The Name of Calvin

Calvin awoke in the graveyard, a headstone for a pillow and a coat of dirt for a sheet. He couldn't remember anything. He brushed the dirt off and patted the cold stone and walked away down the long road.

I should have looked at the name on the headstone, he thought.

He thought this because a woman was standing in front of him and asking his name.

"You can't have a room at our inn unless you leave your name," she said. She said "our," but there was only her.

"My name? But all I want is a bed."

"No name, no bed. We must know who is sleeping here." She said "we," but there was only she.

"Who?" owled Calvin. "Why, me, of course."

The woman's eyes bugged. "Get clever with me, will you? You know what I mean. You aren't you unless you have a name." She sniffed. "Some people have many."

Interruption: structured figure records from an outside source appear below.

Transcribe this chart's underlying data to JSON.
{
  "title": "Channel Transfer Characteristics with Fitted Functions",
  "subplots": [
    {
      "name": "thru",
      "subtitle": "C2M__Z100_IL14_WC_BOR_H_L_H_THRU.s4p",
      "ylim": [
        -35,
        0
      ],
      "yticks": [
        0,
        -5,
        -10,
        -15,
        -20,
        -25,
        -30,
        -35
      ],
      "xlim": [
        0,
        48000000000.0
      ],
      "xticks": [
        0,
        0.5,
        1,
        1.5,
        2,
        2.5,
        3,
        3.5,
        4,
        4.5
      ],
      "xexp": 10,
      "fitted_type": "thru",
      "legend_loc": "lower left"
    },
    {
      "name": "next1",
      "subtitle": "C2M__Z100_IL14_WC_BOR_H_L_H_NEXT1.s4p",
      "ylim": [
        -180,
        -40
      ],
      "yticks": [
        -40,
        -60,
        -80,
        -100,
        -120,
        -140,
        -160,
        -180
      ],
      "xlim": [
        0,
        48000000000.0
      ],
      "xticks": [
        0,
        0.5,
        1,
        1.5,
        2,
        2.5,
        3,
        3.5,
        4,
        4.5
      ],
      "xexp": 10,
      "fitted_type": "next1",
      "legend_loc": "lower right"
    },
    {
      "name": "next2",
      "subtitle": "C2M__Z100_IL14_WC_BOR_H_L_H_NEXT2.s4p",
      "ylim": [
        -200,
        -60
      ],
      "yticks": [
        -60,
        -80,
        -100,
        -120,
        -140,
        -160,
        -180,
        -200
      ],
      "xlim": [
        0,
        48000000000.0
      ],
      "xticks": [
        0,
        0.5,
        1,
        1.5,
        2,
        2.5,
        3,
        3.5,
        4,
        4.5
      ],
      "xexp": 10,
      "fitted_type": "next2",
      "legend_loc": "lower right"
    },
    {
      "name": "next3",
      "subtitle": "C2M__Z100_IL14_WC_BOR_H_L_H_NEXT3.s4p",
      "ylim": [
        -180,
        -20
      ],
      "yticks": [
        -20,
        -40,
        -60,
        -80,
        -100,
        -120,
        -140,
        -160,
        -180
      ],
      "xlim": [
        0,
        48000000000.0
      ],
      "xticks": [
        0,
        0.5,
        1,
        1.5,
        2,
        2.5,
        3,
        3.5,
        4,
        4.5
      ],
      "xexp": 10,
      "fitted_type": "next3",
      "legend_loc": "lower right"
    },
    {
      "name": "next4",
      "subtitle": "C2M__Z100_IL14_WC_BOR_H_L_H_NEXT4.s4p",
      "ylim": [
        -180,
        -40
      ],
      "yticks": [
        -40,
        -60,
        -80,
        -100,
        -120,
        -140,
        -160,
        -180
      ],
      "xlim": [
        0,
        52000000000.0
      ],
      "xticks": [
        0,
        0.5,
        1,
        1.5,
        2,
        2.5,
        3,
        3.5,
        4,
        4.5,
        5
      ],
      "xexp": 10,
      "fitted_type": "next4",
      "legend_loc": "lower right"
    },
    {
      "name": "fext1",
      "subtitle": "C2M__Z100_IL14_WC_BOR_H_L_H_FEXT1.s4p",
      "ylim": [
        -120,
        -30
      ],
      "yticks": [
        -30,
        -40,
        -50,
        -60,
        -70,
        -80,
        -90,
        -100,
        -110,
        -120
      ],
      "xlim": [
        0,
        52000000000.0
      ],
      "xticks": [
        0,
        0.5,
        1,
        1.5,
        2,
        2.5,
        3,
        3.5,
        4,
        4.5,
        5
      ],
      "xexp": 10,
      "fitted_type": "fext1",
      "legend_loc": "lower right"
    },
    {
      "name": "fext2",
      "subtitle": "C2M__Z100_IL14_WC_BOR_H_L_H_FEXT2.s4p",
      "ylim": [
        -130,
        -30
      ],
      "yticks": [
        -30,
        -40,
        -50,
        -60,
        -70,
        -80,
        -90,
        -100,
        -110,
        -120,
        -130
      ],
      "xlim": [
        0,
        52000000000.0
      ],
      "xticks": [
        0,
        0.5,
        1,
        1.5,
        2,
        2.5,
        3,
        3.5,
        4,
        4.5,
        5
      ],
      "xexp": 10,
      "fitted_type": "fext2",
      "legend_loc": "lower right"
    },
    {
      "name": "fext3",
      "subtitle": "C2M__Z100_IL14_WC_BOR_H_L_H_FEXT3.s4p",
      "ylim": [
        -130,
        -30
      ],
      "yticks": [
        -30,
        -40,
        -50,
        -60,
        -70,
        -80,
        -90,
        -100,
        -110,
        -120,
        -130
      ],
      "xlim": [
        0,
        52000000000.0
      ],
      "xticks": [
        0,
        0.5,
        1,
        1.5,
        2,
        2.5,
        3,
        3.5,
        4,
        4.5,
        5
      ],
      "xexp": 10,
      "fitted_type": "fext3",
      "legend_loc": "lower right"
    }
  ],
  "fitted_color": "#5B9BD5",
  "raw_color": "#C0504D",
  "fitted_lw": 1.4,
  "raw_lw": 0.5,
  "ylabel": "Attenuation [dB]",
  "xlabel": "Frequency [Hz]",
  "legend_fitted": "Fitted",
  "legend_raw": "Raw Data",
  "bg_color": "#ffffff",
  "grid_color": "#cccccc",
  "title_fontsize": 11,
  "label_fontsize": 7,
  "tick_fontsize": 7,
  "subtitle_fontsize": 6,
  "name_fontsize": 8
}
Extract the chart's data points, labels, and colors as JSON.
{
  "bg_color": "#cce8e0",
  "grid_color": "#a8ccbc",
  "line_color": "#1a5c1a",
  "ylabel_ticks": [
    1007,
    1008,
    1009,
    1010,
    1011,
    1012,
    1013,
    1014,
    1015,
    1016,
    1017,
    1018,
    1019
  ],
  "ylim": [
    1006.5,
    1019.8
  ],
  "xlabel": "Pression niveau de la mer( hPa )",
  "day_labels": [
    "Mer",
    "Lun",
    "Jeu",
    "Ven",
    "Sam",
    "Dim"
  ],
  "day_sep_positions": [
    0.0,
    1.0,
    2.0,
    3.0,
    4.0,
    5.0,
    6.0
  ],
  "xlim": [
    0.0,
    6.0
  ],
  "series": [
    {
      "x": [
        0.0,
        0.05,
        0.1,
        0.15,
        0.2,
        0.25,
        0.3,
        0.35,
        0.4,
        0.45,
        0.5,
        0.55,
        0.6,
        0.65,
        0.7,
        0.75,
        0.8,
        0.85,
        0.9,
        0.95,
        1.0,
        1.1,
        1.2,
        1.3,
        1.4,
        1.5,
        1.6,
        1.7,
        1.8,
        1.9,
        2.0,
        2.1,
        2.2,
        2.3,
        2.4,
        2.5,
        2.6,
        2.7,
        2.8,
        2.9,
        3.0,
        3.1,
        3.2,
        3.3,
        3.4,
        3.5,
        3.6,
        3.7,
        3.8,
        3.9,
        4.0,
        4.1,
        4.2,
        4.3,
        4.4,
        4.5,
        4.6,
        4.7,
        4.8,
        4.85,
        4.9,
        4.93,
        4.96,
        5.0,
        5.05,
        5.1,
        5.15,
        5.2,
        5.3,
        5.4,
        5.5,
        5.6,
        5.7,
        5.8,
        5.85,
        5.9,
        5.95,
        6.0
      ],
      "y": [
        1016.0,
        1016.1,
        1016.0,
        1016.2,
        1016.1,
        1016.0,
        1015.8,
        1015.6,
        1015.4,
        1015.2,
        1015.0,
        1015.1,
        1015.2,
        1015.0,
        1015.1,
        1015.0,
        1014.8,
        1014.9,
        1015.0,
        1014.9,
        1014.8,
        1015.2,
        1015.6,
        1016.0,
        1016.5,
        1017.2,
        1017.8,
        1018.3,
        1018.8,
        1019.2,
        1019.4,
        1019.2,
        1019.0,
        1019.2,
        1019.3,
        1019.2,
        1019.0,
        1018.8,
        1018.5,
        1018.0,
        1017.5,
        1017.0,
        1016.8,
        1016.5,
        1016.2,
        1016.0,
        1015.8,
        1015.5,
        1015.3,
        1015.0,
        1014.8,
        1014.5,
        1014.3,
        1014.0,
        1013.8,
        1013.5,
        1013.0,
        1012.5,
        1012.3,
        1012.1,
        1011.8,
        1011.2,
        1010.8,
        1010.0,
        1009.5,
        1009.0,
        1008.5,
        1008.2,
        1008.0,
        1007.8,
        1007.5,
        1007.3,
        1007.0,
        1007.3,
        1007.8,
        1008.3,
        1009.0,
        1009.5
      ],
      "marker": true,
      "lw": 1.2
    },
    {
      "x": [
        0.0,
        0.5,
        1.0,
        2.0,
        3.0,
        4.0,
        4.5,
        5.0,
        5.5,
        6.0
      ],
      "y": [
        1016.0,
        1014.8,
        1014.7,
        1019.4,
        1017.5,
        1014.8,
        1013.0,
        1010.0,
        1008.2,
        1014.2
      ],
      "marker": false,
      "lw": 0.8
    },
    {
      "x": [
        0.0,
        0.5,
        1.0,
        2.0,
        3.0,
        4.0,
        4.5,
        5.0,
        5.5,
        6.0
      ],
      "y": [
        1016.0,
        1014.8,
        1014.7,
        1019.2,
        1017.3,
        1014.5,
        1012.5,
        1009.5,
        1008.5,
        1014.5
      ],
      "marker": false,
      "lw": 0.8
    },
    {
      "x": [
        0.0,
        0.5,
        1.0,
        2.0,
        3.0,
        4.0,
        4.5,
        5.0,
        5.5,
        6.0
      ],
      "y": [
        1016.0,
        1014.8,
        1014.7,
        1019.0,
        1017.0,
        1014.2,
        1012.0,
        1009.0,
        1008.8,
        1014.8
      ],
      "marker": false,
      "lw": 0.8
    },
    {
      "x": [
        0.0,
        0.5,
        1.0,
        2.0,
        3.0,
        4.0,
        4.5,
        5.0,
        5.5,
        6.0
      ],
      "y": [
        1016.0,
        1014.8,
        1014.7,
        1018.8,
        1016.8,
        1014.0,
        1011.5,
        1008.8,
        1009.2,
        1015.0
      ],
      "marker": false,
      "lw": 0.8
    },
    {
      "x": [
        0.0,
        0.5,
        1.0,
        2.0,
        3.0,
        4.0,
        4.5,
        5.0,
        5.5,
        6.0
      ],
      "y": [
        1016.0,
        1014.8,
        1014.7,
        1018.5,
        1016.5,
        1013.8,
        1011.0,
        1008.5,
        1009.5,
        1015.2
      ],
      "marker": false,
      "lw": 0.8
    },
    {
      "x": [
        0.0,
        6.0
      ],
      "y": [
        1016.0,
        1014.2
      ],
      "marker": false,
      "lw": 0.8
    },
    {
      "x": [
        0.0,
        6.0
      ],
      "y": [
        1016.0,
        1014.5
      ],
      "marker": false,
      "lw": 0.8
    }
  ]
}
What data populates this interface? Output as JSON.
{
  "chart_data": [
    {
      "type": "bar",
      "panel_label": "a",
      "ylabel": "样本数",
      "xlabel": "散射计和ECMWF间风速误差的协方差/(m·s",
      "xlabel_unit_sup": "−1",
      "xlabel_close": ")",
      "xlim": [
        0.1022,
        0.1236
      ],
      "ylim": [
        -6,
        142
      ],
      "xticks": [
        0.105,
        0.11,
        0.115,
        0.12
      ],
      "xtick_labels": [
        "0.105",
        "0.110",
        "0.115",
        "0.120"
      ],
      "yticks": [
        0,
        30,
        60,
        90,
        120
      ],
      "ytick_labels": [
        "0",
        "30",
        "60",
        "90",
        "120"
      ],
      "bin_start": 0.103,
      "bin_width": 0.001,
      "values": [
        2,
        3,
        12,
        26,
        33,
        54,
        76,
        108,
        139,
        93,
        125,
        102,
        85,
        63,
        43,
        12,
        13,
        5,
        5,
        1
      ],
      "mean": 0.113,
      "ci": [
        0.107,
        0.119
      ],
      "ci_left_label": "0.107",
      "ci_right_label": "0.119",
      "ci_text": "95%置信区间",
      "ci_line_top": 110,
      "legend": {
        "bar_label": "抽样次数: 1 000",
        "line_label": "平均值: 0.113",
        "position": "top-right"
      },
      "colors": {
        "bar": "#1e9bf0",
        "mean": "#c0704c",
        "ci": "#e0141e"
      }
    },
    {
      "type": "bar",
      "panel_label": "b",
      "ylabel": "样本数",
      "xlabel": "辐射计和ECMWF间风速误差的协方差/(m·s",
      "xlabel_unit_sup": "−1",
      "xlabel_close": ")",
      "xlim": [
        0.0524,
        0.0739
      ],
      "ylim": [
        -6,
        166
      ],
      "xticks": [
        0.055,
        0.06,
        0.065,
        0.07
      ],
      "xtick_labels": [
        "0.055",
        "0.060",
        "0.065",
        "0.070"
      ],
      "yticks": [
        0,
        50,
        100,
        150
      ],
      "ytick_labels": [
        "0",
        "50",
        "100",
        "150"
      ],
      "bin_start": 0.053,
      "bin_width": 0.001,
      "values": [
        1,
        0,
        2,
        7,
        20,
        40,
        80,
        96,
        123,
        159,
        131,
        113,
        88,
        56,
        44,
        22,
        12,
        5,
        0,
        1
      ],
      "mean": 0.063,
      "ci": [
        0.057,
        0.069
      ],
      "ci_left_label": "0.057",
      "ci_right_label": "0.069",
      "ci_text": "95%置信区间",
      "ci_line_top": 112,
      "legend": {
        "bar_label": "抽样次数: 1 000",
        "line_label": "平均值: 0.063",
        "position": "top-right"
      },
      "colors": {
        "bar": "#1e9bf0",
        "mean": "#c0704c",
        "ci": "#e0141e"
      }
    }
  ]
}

Calvin couldn't think of anything to say to that. So he left the woman there in the inn, alone with all of her selves.

He walked some more.

"Please, sir, can you spare a penny?"

Calvin had already told the man no, but he turned his pockets out anyway to show him they were empty. A tooth popped out and bounced across the cobblestone.

"Would you like this instead?" Calvin picked the tooth up and held it out to the man. Its roots were long, like fangs hanging.

"No!" The man threw his hands in front of his face. "But if you take it to the moneylender, he will lend you a penny!"

When Calvin gave the tooth to the moneylender, the moneylender put on a monocle. "Hmm," he said, and bit the tooth. "Calcium. Collateral." Then he pulled out a box of bone and put the tooth in a keyhole.

The box opened. The moneylender gave him the penny.

Calvin returned to the man who had asked for the penny. But where the man had stood now laid a stag with a labyrinth of antlers and a gaping throat.

When he brought the penny back to the moneylender, the moneylender's face turned white. "You want your tooth back? No one ever gets his tooth back."

"But here's the penny, the one you just gave me."

"The interest, though! Interest!"

Calvin didn't care what that was.

"Your tooth is no longer worth a penny! It is worth eleven-tenths of one. You must give me something else."

"I have nothing else."

The moneylender moved his mouth like a trout. "Your name, then! You must give me your name as interest."

Calvin didn't know it. So he left the moneylender there, holding Calvin's tooth in his chalk-stick fingers.

"I'm hungry," Calvin said as the sun sank. But the girl wouldn't give him anything to eat. She was young, with honey for hair, and her food was spread out on a blanket of snakeskin.

"But you have this feast in front of you," he said. "Mangoes with pink flesh. Sweet butter. Loaves like birds' wings."

The girl laughed instead and pulled Calvin to a copse of juniper that smelled of sliced fruit.

Later, with honey hair tickling his face, the girl touched her lips to his ear. "I want something from you. Please. Just one small thing, then we can spend the last of the earth's breath in the juniper like this."

Calvin gasped. "Yes, anything. If it's mine, you can have it."

She whispered. "Your name."

When Calvin told her he didn't know it, the girl bit off a piece of him and swallowed. The bite welted and festered and honeybees poured from it. They stung him, and they stung her. Him again, her again, back and forth, a buzzing breeze. Then she wept and melted and flowed like golden wax into a hole in the ground that the bees had dug.

Calvin wept, too.

Tired from all his walking and talking, Calvin followed the long road back to the graveyard. Then he found his old bed. Before pulling the sheet of dirt back over him, he remembered to lift up the fallen stone that was his pillow.

Calvin, it said.

He thought about getting back up. Then he thought again, smiled, and laid his head down on the cold stone.